A Christmas Eve Reflection

The San Diego neighborhood where I live, University Heights, is a monument to secularism. The closest Jesus comes to being depicted or referenced anywhere is half his name in Christmas, prefaced by Merry, like on the, ah, Prideful trees that I wrote about two days ago.

So on this fateful Christmas Eve, I have no religious photos to share; no crosses, no nativities, nothing other than the stone snowman you may remember from two years ago. He made a 2020 appearance on the same property but brandishing a presidential political sign—and I did not approve. The fresh Featured Image comes from Leica Q2, two days ago. Vitals, aperture manually set: f/2.8, ISO 100, 1/500 sec, 28mm; 1 p.m. PST.

Stoneman bore a cheerful grin in 2019, which is replaced with a more mournful mouth in 2021. Perhaps he represents the homeowners’ angst about SARS-CoV-2 (severe acute respiratory syndrome Coronavirus 2) variant Omicron, which based on data coming out of South Africa and United Kingdom is no more severe than the common cold but is the fear scare du jour from the mouths of American commentators, journalists, and politicians.

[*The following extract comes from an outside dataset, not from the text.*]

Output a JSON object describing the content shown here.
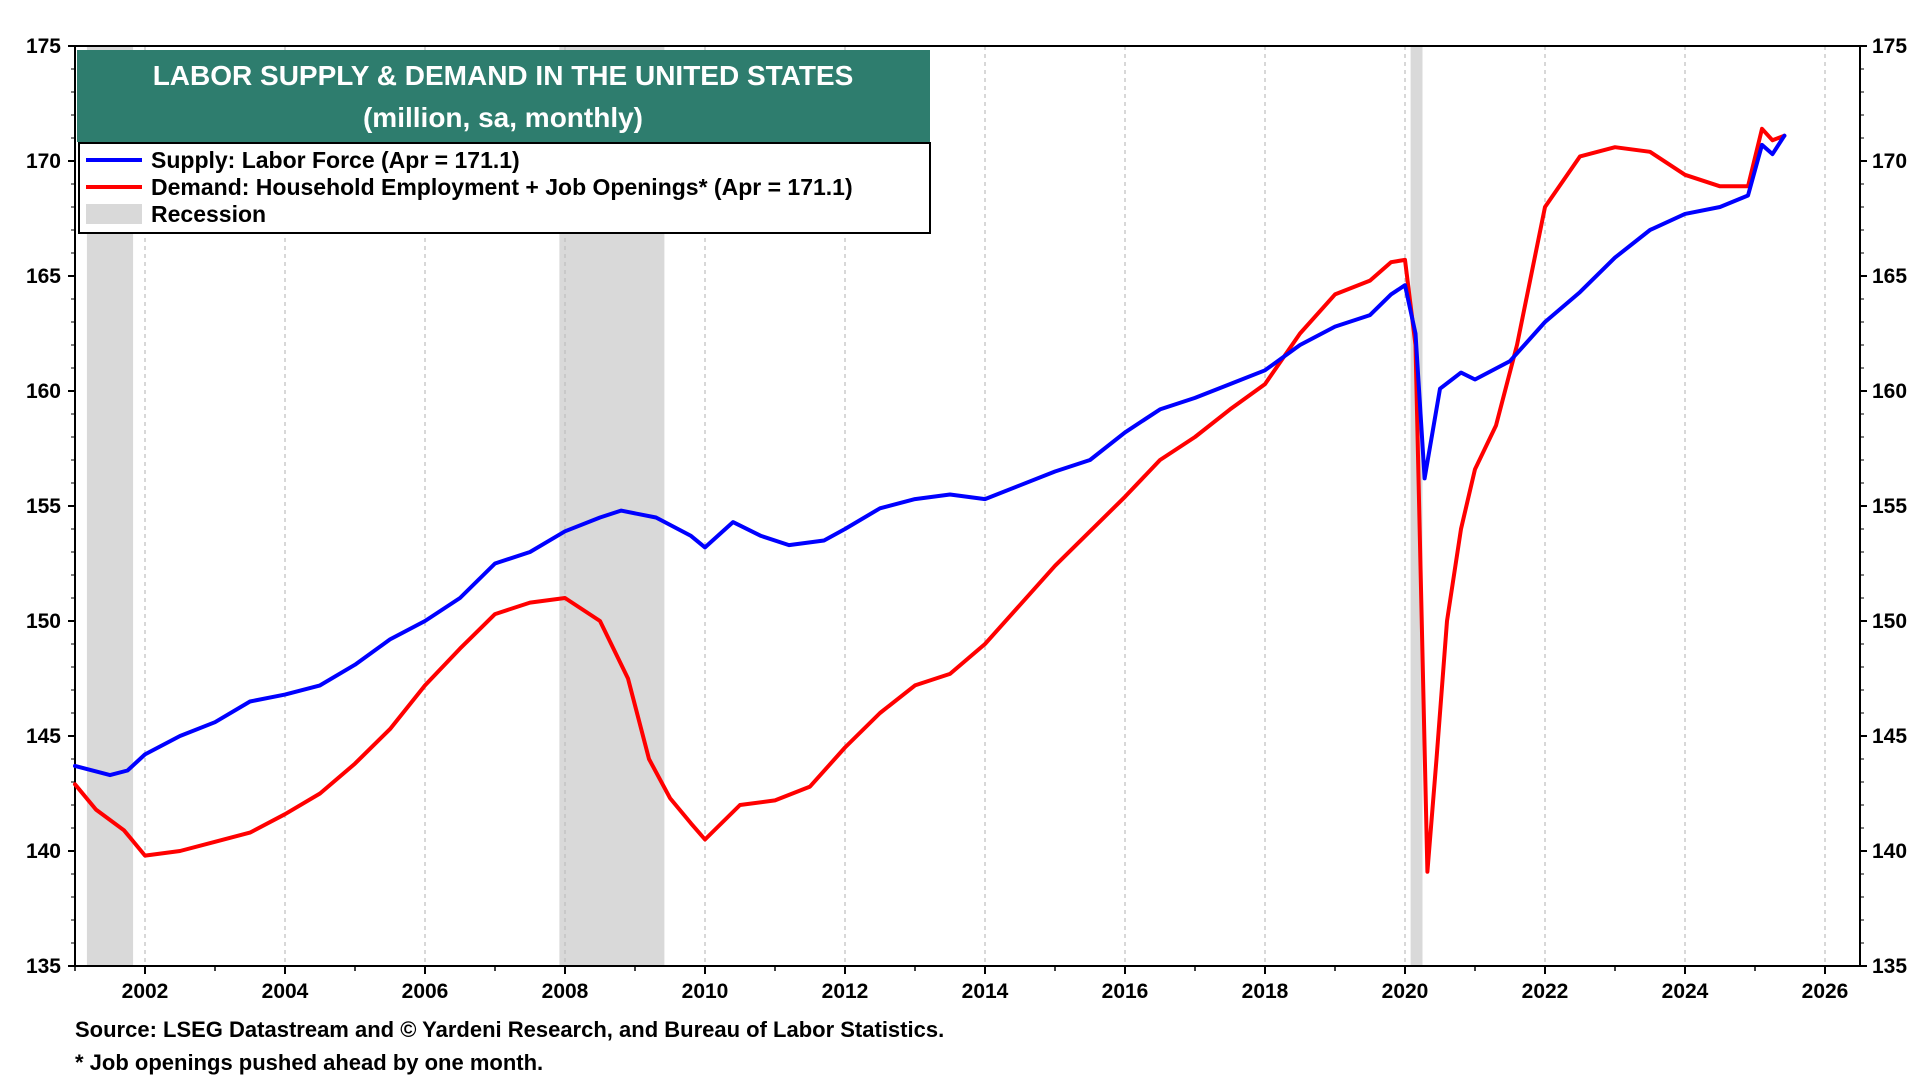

You’d think we all were going to die, like most of the global population does in Station Eleven, which currently airs on HBO Max (episodes four and five started streaming yesterday). The TV series is based on Emily St. John Mandel’s 2014 novel of the same name. Remember what I told you about Hollywood’s obsession with viral Armageddon?

I can’t think of anything more inappropriate for the birth of Christ (representing hope for humankind) than the “Omicron will kill us all” meme (representing humanity’s imminent demise). Of course we should know if that would be true. It isn’t. The new Coronavirus variant is a metaphor for the savior, and it should be openly welcomed and revered. Contagious as Measles but life-threatening as a common cold, Omicron is the SARS-CoV-2 mutation that (figuratively) redeems us all with natural immunity. Now there’s a gift from God to celebrate Christmas—cleverly wrapped with bow that unfolds to reveal the present.

Instead, churches cancel Christmas services. Airlines cancel thousands of flights. World Health Organization discourages families from gathering to celebrate the holidays. So during the season when we all should be together celebrating hope and new life represented by Christ’s birth, we are again separated and impaled by an endless cacophony for fear of death. How pathetically and unnecessarily tragic.

Stoneman’s expression must be appropriate then, as is the lack of anything about God during celebration of his son’s birth. Although, something seems odd to me: Don’t many people prostrate in prayer when they’re afraid of dying—or some calamity befalls them? If so, I would expect to see boundless religiosity for Christmas. Maybe somewhere, but not in this small sliver of Southern California.

Happy Birthday, Jesus! Someone should say it.